Quadratic equations appear in many real tasks. They model projectile height, profit curves, area problems, braking distance, and optimization cases. A graph helps you see where the curve crosses the x-axis. The roots are those crossing points. When roots are complex, the curve does not cross the x-axis.

Reading the Output

Use the result cards first. They show the roots and discriminant. Then review the step section. It shows the substitution used in the quadratic formula. The chart gives a visual check. The export buttons help save your work. CSV is useful for spreadsheets.
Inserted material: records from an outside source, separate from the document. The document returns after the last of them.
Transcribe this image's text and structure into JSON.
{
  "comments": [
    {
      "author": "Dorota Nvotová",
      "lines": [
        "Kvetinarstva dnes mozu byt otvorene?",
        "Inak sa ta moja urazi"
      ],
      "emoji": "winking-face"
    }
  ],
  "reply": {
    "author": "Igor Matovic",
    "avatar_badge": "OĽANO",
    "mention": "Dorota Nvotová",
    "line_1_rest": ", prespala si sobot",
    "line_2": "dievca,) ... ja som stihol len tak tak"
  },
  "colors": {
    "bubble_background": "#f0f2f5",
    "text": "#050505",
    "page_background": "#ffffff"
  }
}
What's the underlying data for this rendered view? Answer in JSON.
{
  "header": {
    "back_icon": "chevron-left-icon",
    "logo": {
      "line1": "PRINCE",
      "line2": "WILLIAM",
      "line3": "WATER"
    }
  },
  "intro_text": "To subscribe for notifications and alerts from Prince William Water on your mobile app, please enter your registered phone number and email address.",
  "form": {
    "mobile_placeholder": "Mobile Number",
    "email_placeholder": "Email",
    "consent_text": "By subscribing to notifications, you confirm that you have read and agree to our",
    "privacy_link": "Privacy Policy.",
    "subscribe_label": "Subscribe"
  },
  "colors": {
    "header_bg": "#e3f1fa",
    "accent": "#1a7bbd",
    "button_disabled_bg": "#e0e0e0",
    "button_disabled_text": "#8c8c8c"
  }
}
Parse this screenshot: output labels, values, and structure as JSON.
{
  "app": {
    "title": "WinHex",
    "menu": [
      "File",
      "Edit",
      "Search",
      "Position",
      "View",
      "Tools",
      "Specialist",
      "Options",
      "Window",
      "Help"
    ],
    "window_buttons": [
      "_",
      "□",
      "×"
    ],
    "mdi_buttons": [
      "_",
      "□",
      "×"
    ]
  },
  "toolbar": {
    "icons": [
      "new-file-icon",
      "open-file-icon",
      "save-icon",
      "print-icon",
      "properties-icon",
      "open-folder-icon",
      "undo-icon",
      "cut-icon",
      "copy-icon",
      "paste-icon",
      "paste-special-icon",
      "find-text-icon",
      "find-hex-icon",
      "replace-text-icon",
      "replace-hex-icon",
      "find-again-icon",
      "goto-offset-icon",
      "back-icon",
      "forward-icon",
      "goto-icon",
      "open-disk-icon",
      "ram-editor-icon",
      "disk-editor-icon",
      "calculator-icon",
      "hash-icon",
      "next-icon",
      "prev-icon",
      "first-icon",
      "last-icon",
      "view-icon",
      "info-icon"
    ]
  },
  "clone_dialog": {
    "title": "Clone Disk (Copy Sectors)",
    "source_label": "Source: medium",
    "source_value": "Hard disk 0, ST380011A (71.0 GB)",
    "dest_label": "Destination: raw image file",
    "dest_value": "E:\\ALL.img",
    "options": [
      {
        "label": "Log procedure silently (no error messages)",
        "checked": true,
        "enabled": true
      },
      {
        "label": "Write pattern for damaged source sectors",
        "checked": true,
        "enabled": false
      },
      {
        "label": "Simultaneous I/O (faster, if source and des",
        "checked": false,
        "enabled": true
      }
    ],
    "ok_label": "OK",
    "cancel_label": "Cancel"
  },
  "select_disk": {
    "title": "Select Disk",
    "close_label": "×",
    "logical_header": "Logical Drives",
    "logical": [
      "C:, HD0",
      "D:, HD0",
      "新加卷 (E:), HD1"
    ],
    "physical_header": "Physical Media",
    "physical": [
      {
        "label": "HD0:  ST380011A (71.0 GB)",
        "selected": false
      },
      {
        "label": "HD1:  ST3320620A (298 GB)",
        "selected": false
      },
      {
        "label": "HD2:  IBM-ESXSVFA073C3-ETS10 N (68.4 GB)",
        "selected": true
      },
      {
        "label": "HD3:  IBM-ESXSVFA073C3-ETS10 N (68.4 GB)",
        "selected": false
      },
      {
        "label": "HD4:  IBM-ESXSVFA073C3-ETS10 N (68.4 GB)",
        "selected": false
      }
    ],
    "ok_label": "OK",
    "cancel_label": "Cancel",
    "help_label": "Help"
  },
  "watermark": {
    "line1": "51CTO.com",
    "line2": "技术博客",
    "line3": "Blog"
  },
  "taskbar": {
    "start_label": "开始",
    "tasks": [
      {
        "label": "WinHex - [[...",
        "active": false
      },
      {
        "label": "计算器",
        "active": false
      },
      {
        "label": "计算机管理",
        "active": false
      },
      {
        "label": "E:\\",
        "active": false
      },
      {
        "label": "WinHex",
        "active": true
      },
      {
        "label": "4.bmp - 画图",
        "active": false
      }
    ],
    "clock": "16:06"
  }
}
PDF is useful for reports and assignments.

Accuracy Tips

Enter coefficients carefully. Use decimals when needed. Increase precision for scientific work. Use the evaluation field to test a chosen x value. Compare standard, vertex, and factor forms when real roots exist. This gives a fuller view of the same equation and reduces mistakes.

Common Mistakes to Avoid

Do not forget the sign of b. Do not enter a as zero for a true quadratic problem. Check units when the equation comes from measurement data. Rounded roots may look slightly different from exact roots. Always review the discriminant carefully before choosing a method.

FAQs

1. What is a quadratic equation?

A quadratic equation is an equation in the form ax² + bx + c = 0. The coefficient a cannot be zero. Its graph is a parabola, and its solutions are called roots.

2. What does the discriminant show?

The discriminant shows the type of roots. A positive discriminant gives two real roots. A zero value gives one repeated root. A negative value gives two complex roots.

3. Can this calculator handle complex roots?

Yes. When the discriminant is negative, the calculator shows complex roots using i. It also explains why the graph does not cross the x-axis.

4. What is the vertex of a parabola?

The vertex is the turning point of the parabola. It is the minimum point when a is positive. It is the maximum point when a is negative.

5. Why is coefficient a important?

The coefficient a controls the curve direction and width. If a is positive, the parabola opens upward. If a is negative, it opens downward.

6. What happens if a equals zero?

If a equals zero, the equation is not quadratic. The calculator treats it as a linear equation when b is not zero and solves it separately.

7. What does the graph show?

The graph shows the parabola over your selected x range. It helps confirm roots, turning point, opening direction, and overall equation behavior.

8. Can I export my results?

Yes. Use the CSV button for spreadsheet work. Use the PDF button for a clean report that includes equation details and final answers.